The additions Rogue makes to the fighting and sneaking are far less pronounced; there’s a grenade launcher that you can load with various types of gas, and because you’re now fighting against Assassins there’s a new enemy type that hides in bushes/haystacks/whatever and waits to hit you with an ambush attack that’ll take off half your health bar. There are new side missions and collectibles that reflect the new tenor of the game, but I didn’t engage with them all that much; I learned a long time ago that Ubisoft put far too much in these damn games to make collecting them for their own sake worthwhile (especially since they crank out one game per year, which means you just find yourself doing the whole slog all over again soon enough), so I just did enough to get me some nice sea shanties and ship upgrades. What I will say is that they seem more intelligently laid out than in the past, with many of the wilderness areas in River Valley constructed around the collectibles like a good platformer. If I had taken leave of my senses and decided to try and 100% an Assassin’s Creed game, it’d probably be Rogue; it seems like it’d be more fun to do it here than in any of the others.
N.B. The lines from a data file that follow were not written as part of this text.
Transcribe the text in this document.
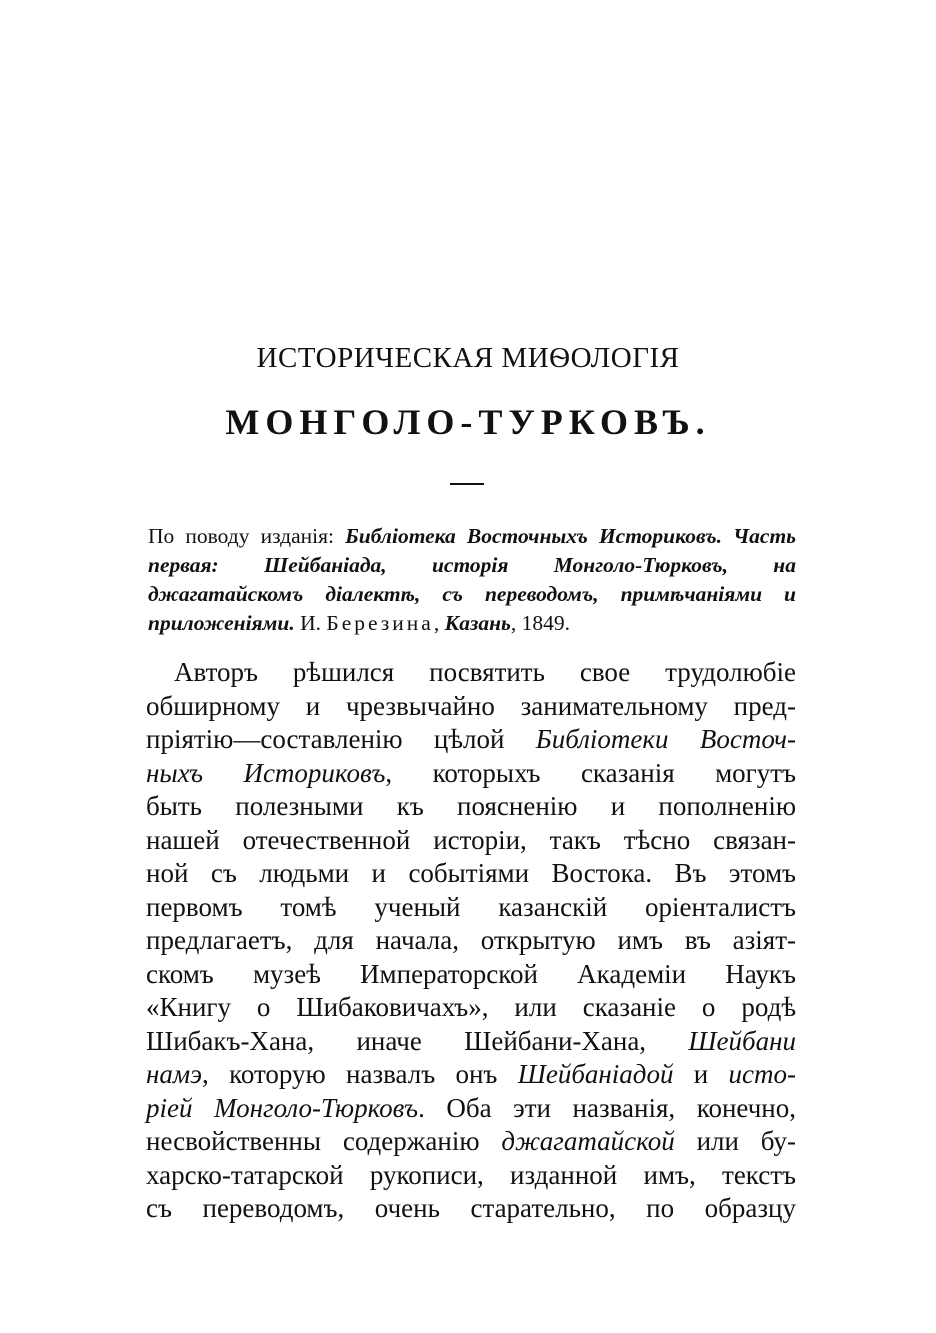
ИСТОРИЧЕСКАЯ МИѲОЛОГІЯ
МОНГОЛО-ТУРКОВЪ.
По поводу изданія: Библіотека Восточныхъ Историковъ. Часть первая: Шейбаніада, исторія Монголо-Тюрковъ, на джагатайскомъ діалектѣ, съ переводомъ, примѣчаніями и приложеніями. И. Березина, Казань, 1849.
Авторъ рѣшился посвятить свое трудолюбіе
обширному и чрезвычайно занимательному пред-
пріятію—составленію цѣлой Библіотеки Восточ-
ныхъ Историковъ, которыхъ сказанія могутъ
быть полезными къ поясненію и пополненію
нашей отечественной исторіи, такъ тѣсно связан-
ной съ людьми и событіями Востока. Въ этомъ
первомъ томѣ ученый казанскій оріенталистъ
предлагаетъ, для начала, открытую имъ въ азіят-
скомъ музеѣ Императорской Академіи Наукъ
«Книгу о Шибаковичахъ», или сказаніе о родѣ
Шибакъ-Хана, иначе Шейбани-Хана, Шейбани
намэ, которую назвалъ онъ Шейбаніадой и исто-
ріей Монголо-Тюрковъ. Оба эти названія, конечно,
несвойственны содержанію джагатайской или бу-
харско-татарской рукописи, изданной имъ, текстъ
съ переводомъ, очень старательно, по образцу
To a certain degree, Rogue is Black Flag all over again. It does a fair bit to establish its own identity but at the end of the day the shameless reuse of assets (models, animations, colouring in all the soldiers white instead of red and calling them French) from Black Flag means it couldn’t escape that comparison even if it wanted to. If it is Black Flag, though, it is at least Black Flag with most of the rough edges sanded off. The plot isn’t as incomprehensible as Black Flag’s, the Abstergo Entertainment sequences make an unfortunate return but are thankfully minimised, and the core mechanics are just a tad more satisfying thanks to the new additions and improvements. Does this justify Rogue’s existence alongside Black Flag? I think it does, but then I enjoy the period and the sailing gameplay enough to stomach a whole new game of it. If you’ve already played Black Flag, then that makes the choice fairly easy, at least: do you want to play more Black Flag? Buy Rogue. Don’t want to play more Black Flag? Don’t buy Rogue. However, possibly the biggest compliment I can pay Rogue is this: if you haven’t played Black Flag then I’d probably recommend Rogue over it since it’s a better all-around package – that is, unless you really like pirates.